Almost all the research and info in this came from Allan O’Neill at WattClarity. In a nutshell, solar isn’t profitable even in Queesland because the lines are long, transmission loses are large, the electricity comes when customers don’t need it, and the government keeps insisting the solar farms pay for “grid stability” (FCAS) because the grid needs it, and solar doesn’t supply it.
And bitter truths about the big bushfires. This brings to mind a story told very briefly in the chapter on forest management in the book that reviewed Green policies some years ago.
Ten times the fuel means 100 times the intensity
Hardly anyone is talking about these numbers yet they show just how far beyond our control the pyroconvective firestorms are and why we need to be so much smarter at preventing them. They also show how irrelevant temperatures onsite are, compared to fuel load and wind speed.
Controllable fires are 3MW per meter, but we now have loads of 70MW/m
Not only are these fires obscenely, catastrophically intense, it doesn’t matter how much fire fighting equipment we buy, how many dams we empty, they are a man-made disaster, and we’ve known for years how to prevent them. (Some would say, thousands of years). The message in here is that cool controllable burns are tiny, less damaging, and far less intense. The pyroconvective monsters are totally different creatures.
Re Paul Kelly who got a mention in the comments, a typical scientific illiterate. He got caned in the comments because the people who comment there are much like Cat readers in their understanding and opinions.
Don Aitkin, national treasure, writes his last post on climate matters for a while.

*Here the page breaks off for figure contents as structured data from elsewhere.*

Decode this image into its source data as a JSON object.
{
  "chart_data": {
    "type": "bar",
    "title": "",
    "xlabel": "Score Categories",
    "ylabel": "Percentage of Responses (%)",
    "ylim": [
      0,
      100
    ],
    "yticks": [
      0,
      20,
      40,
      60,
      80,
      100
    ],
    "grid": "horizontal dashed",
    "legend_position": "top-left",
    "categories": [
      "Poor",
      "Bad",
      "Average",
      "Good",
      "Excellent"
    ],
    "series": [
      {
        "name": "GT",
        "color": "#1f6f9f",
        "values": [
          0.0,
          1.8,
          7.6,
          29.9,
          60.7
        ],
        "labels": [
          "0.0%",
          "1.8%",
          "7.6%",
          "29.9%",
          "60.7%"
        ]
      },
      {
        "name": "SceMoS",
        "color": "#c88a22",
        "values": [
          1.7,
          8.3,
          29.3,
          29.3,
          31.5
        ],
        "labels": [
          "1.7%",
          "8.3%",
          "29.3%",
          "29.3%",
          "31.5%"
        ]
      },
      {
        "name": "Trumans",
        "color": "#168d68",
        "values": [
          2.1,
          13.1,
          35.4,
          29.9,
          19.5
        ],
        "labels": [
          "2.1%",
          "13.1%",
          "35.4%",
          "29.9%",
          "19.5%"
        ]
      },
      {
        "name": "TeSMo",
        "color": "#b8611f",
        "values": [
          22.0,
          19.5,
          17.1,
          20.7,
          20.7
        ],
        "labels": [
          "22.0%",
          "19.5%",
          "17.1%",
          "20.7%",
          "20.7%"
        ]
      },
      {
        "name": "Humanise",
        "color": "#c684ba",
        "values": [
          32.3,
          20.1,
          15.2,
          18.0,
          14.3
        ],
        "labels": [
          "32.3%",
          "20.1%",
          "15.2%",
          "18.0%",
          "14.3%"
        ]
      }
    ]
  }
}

I knew Bob Carter well, because he had been an outspoken (and highly successful) scientist who had served on the Australian Research Grants Committee when I was its chair. He got me to read other articles, from both sides of the domain. I became increasingly more sceptical myself. The data were rubbery, the arguments too confident. The media loved the scary stories, which encouraged more and more assertions. In 2008 I gave a public presentation of my views to the Royal Australian Institute of Planning, of which I was an honorary Fellow, and that led to my becoming a public figure in the debate.
With a comment from Professor Professor John Quiggin.
You have done great harm to humanity and Australia, in the service of your own self-conceit. As the country burns, you should consider whether you want to salvage your reputation while you still have time.